На душе полегчало. Профессор обладал удивительной способностью: он видел самую суть явлений и при необходимости воздействовал напрямую, затрагивая и незаметно видоизменяя глубочайшие, казалось бы, надежно запрятанные пласты сознания. Он делал это так легко, что я испугалась бы — не будь он Профессором.
Сквозь общий пиетет пробивалось любопытство. Я наугад назвала адрес, но меня очень заинтересовала эта башенка звездочета. Откуда она взялась? В который раз пришла печальная мысль: и о Профессоре я ничего не знаю.
ПИКНИК НА ОБОЧИНЕ
Ох
А ведь начало не предвещало никаких бед. Поздним субботним утром, ближе к полудню, мы собрались у дверей агентства выспавшиеся, веселые и нагруженные снедью. Все переговаривались, и шум стоял такой, словно под началом у меня как минимум Большой симфонический оркестр — а то и целых два.
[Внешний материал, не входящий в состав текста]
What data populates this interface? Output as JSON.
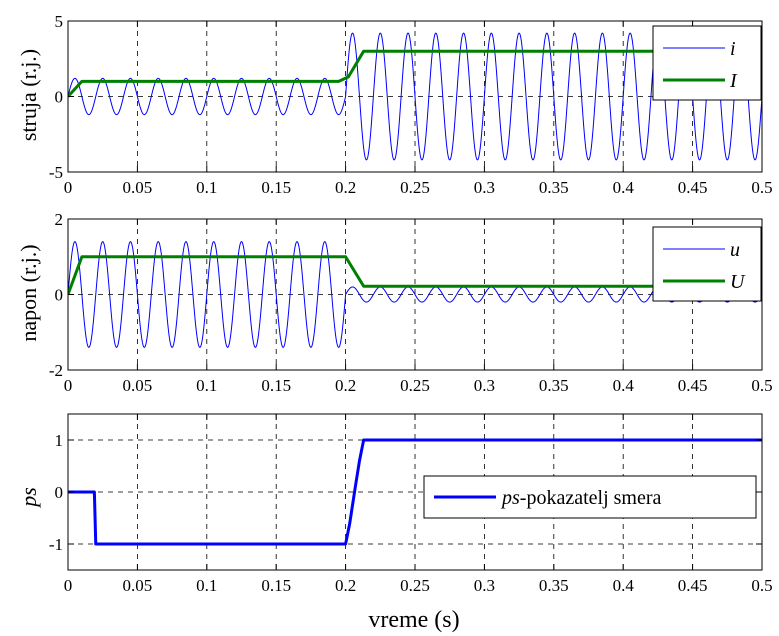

Ясенев бойко затормозил у тротуара:
— Автобус подан, господа.
И вот — остался позади город, мелькнули и пропали живописные коттеджи. Потянулись трогательные одноэтажные дачки из выцветших бревен, громоздящиеся на голенастых сваях. «Курьи ножки» уходили порой то в ил, то в стоячее озерцо, украшенное, точно открытка черного глянца, перевернутым изображением домика, неба и облаков. Наиболее длинноногими выглядели избушки, стоящие на суше.
Хорошая весна в этом году, ранняя.
Мелькание свай и телеграфных столбов сменилось мельканием чахлых болотных осинок, а там наконец и настоящий лес побежал вдоль дороги. Ажурные скопления берез с ниспадающими кронами, точно прорисованными на ярко-синем фоне тончайшей тушью; мрачные ельники, пронизанные островками липы, орешника, черемухи; взметнувшие надо всем этим «разнотравьем» корявые ветви столетние дубы. И небо, небо — такое, что поневоле верится: и нас не обойдет едва начавшееся пробуждение природы, а сияющая весна имеет отношение и ко мне, Миле Кулагиной… Руководящему работнику тридцати трех лет. Почему, собственно, нет? Ведь если лето — всего-навсего ожидание осени, то весна — ожидание чуда, чего угодно, всего сразу.
Кажется, жизнь налаживается!
Едва успело отзвучать под сводами моего черепа это опрометчивое до нелепости заявление, как автобус выскочил на заболоченное пространство, экономно декорированное редкими рощицами. Изредка всхлипывая, наш стальной конь протрюхал еще километра три и встал как вкопанный. Ясенев высунулся из кабинки и сообщил:
— Капитанским произволом объявляю привал. При малейших признаках беспочвенной паники буду пускать в ход оружие.
— Ну что вам стоило сломаться в березняке, Глеб Евсеич? — укорил водителя Мишенька. — Там сухо, свежо и с дровами проблем нет. И красиво опять же. Или в соснах. Там…
— И на какой срок рассчитана наша внезапная остановка? — не слишком дружелюбно вмешался Лисянский. — Успеем покурить и оправиться?
— О длительности привала вы узнаете из коммюнике, — сухо отрапортовал Ясенев. — Впрочем, по дружбе могу сообщить: на час рассчитывайте твердо. А то и поболее. Если захотите, успеете разложить костерок.
Народ, по моим наблюдениям, решил еще некоторое время подождать чудесного избавления, а там уж… Лишь Марточка, пятилетняя внучка Анны Федоровны, радовалась внезапной остановке и случаю побегать по осиновой рощице, шурша прошлогодними листьями. Но радость ее была так велика, что понемногу захватила и остальных. Вопли и хохот заполнили рощицу.